Hsin Chi-Chi

The following article is from The Great Soviet Encyclopedia (1979). It might be outdated or ideologically biased.

Hsin Ch’i-Chi

 

(pen name Chiahsüan). Born 1140 in Li-ch’eng, Shantung Province; died 1207. Chinese poet.

Hsin was active in the struggle against the Juchen, who conquered North China in the 12th century. He enriched the poetic tz’u genre works on civic themes; he also wrote military and political treatises. In patriotic verses, such as “The Joy of Eternal Meeting” and “The Sighs of a Water Dragon,” he called for the liberation of the North from the foreign yoke. Hsin criticized the capitulationist policy of the Southern Sung court, and as a result, he fell into disfavor. His lyrics describing landscapes and village life are characterized by freshness and originality.

WORKS

Chia-hsüan tz’u, parts 1–12. In Ssu pu pei yao, book 2,037. Shanghai, 1936.
Hsin Chia-hsüan shih wen ch’aots’un.
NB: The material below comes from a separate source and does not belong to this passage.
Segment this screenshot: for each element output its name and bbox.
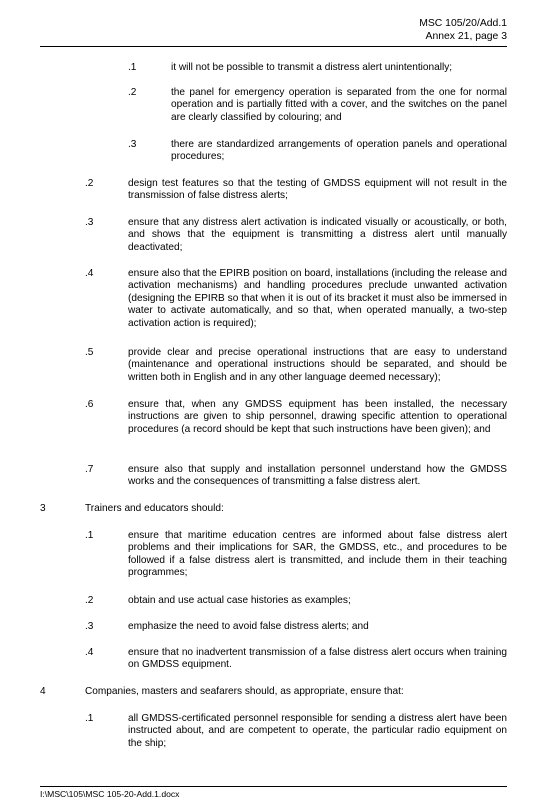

Peking, 1957.
Chia-hsüan ch’ang-tuan-chü, books 1–4. Shanghai, 1959.
In Russian translation:
Stikhi. Translation and introductory article by M. Basmanov. Moscow, 1961.

REFERENCES

T’ang Kuei-chang. Hsin Ch’i-chi. Shanghai, 1957.
Hsia Ch’eng-t’ao and Yu Chih-shui. Hsin Ch’i-chi. Peking, 1962.